C57BL/6 (A and B) and SW mice (C and D) (n = 12–20/group) were infected with PbA or PyXL, respectively (10⁶ PRBC). As a control, one group was inoculated with the same number of uninfected RBC (n = 6/group). Starting on day 6 post infection, infected mice were divided into 2 groups and treated orally with chloroquine (25 mg/kg b.w.), chloroquine plus desferoxamine (DFX, 20 mg/kg b.w., i.p.), chloroquine plus N-acetylcysteine (NAC, 20 mg/kg b.w., i.p.) or with the combination of chloroquine/DFX/NAC for 7 days.

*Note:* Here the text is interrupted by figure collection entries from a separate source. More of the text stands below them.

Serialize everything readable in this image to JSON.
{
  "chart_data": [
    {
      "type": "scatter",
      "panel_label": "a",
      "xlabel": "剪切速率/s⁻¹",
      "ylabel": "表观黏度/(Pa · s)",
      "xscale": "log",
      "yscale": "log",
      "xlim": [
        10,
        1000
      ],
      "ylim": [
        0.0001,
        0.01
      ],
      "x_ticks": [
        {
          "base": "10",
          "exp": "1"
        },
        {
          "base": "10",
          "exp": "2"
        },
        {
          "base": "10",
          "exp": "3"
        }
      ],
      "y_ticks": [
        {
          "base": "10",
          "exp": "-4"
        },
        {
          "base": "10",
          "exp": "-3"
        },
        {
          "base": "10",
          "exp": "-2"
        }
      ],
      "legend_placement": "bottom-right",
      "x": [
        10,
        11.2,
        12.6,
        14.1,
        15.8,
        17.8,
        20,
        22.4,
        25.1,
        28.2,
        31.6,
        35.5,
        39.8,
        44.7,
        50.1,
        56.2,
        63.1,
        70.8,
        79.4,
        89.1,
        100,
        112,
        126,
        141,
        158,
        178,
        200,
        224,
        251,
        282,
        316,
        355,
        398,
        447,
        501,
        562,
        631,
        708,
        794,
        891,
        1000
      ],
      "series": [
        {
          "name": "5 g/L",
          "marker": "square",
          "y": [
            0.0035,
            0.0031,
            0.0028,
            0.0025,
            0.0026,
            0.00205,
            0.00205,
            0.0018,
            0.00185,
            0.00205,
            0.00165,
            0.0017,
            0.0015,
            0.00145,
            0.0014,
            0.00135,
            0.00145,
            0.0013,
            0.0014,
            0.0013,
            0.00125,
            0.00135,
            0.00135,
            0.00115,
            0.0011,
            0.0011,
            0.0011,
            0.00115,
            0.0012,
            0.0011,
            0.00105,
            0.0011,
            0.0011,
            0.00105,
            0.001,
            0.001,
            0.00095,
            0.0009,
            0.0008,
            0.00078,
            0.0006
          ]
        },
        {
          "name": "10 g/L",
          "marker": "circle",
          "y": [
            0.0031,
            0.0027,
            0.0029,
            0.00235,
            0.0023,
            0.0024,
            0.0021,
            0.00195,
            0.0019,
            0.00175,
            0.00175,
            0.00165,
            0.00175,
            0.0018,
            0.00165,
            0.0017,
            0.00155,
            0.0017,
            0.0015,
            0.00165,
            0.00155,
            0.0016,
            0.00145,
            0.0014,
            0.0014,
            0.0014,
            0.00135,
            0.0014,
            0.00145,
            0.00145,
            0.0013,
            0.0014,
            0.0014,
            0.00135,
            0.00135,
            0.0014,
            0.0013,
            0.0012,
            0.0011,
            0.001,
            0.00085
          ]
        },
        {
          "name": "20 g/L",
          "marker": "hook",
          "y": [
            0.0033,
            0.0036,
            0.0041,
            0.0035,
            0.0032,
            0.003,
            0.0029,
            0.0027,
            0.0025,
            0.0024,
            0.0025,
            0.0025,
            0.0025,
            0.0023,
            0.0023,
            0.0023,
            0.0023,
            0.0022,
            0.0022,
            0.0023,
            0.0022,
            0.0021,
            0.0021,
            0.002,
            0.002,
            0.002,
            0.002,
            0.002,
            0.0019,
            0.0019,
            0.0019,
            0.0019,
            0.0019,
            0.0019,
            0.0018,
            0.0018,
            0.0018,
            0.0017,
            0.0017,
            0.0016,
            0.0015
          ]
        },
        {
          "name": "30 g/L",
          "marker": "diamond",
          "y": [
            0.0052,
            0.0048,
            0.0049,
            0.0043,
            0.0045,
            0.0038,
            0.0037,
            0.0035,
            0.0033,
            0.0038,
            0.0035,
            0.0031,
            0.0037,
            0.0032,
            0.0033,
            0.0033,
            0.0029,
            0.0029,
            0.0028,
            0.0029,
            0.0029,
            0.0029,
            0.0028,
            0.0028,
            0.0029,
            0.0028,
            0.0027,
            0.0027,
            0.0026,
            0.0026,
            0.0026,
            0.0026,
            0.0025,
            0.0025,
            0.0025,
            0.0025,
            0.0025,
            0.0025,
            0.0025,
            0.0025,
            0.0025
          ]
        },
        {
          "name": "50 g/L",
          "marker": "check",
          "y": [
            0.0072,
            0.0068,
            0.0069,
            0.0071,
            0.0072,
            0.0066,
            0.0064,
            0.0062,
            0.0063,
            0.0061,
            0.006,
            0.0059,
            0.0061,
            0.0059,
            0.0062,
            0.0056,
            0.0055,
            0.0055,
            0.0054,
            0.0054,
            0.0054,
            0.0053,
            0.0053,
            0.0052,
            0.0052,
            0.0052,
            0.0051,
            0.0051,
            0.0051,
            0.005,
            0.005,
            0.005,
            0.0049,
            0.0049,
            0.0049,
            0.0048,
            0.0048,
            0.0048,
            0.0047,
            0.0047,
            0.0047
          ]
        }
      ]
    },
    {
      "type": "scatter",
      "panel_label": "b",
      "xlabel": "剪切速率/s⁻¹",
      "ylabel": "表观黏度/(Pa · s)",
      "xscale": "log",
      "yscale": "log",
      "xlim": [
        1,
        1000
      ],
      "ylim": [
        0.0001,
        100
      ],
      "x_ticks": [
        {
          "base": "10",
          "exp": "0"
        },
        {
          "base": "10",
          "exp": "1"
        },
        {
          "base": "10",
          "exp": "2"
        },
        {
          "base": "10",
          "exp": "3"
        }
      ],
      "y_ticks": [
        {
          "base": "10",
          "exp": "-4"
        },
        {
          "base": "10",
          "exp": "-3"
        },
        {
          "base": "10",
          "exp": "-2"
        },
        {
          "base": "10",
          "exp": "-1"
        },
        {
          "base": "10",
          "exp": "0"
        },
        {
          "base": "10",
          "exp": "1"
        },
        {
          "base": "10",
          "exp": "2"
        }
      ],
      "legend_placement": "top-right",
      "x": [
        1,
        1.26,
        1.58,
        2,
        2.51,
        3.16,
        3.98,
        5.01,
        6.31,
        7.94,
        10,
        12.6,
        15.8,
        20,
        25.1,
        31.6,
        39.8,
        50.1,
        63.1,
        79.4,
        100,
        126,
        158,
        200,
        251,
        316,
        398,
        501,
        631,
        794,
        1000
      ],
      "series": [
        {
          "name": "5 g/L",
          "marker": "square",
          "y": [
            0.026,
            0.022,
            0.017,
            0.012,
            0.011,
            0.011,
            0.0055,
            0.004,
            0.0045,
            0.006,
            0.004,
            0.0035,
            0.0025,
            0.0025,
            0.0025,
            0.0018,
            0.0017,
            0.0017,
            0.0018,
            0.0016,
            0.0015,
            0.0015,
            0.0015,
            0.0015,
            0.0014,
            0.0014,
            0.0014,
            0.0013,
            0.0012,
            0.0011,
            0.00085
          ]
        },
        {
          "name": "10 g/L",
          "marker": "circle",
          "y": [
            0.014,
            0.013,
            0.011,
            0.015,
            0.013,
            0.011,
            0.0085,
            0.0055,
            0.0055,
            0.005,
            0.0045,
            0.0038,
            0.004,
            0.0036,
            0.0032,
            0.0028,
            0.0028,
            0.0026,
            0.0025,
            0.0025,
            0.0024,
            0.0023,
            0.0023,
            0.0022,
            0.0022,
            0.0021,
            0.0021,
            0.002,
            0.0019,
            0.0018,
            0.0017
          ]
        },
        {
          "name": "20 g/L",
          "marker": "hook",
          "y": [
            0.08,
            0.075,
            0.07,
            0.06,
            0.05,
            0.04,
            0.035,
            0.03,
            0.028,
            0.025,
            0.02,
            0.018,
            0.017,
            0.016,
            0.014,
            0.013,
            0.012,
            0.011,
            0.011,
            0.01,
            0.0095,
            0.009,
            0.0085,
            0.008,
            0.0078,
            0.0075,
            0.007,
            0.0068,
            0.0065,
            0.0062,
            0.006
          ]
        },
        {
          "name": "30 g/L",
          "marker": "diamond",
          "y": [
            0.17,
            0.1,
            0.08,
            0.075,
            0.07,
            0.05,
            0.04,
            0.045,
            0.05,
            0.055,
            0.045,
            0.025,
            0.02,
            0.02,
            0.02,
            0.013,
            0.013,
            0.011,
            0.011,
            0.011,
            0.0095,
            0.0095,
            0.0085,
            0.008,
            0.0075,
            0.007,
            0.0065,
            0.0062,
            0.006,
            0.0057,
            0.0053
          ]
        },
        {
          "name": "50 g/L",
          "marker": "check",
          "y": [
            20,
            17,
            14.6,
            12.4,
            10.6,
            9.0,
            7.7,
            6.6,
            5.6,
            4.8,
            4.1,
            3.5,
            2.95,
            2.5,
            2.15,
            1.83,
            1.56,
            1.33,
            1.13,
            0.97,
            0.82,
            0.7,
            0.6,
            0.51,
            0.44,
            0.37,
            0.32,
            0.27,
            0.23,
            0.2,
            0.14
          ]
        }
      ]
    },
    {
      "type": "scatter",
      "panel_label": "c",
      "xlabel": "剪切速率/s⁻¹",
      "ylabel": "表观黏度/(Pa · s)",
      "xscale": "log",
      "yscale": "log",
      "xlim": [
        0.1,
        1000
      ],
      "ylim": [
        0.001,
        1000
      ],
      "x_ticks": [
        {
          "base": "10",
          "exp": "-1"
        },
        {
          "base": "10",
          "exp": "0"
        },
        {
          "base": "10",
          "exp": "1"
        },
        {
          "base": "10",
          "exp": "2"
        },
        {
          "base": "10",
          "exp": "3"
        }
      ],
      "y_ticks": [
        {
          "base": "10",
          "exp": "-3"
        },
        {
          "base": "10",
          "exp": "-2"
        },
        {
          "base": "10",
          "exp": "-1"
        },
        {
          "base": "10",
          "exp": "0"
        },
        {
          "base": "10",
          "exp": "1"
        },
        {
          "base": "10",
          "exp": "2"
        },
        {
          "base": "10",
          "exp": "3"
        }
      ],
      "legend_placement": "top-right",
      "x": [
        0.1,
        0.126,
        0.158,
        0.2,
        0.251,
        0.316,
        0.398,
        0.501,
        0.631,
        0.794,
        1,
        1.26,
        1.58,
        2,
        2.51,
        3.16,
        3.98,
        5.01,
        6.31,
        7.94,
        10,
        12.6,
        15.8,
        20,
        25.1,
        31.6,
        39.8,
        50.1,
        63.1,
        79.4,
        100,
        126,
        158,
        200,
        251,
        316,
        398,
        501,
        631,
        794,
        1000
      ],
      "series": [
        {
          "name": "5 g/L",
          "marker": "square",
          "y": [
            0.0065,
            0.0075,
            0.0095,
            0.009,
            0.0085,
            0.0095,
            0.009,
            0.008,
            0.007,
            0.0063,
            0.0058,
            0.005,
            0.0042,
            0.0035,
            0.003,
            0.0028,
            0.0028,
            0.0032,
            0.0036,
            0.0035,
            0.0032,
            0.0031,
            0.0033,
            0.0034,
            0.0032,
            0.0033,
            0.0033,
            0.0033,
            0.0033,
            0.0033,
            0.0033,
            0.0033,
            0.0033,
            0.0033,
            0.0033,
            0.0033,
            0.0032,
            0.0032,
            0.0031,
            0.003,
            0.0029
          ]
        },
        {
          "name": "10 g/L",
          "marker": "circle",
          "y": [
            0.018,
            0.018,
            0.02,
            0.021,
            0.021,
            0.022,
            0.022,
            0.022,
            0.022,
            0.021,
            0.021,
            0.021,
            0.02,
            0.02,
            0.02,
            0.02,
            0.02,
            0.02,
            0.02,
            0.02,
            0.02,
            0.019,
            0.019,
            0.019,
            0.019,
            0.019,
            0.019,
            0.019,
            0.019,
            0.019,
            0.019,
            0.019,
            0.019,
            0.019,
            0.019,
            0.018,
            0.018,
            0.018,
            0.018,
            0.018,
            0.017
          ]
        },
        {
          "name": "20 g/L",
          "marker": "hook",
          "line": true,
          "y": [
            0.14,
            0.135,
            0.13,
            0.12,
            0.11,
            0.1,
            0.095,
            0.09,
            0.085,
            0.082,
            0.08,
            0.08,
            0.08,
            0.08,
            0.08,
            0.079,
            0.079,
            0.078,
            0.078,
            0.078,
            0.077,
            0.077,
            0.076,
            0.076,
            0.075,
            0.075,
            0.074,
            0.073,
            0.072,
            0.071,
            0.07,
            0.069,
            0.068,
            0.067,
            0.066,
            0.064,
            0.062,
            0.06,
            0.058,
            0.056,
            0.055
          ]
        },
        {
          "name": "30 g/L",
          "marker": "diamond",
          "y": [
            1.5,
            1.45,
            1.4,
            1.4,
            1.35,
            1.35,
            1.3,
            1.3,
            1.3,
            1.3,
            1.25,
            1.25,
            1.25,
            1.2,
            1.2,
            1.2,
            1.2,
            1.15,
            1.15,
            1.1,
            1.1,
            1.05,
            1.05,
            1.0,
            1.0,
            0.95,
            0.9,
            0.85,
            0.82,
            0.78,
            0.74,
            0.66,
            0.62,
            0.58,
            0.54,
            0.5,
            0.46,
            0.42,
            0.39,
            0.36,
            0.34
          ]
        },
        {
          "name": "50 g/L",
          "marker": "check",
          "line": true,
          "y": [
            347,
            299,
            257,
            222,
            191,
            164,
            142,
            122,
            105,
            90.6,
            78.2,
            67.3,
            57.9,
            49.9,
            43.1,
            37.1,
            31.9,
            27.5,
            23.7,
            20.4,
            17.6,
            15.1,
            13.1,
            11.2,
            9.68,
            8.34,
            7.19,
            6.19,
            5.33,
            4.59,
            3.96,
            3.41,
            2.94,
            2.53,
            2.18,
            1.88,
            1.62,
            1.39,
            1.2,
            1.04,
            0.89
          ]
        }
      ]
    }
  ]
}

On day 15 and 16 post-infection all the animals were submitted to open field task training and test sessions, respectively. Data are expressed as mean ± S.E.M. of crossings (A and C) and rearings (B and D) in training (gray bars) and test (black bars) sessions; *significant difference between groups in training and test sessions (p<0.05, Student's T test). Panels E–M ilustrate histological examinations (H&E staining) of different brain regions in non-infected (RBC), infected (PRBC, PbA 10⁶) and mice treated with the combination of chloroquine/DFX/NAC (PbA+Cq+AOX). E–G) cerebral cortex; H–J) hippocampus; K–M) and cerebellum. Microvascular congestion and plugging (arrows) were detected in all analyzed regions in PbA-infected mice, but were not seen in controls or treated animals rescued with chloroquine and additive antioxidants. Scale bar, 100 µm.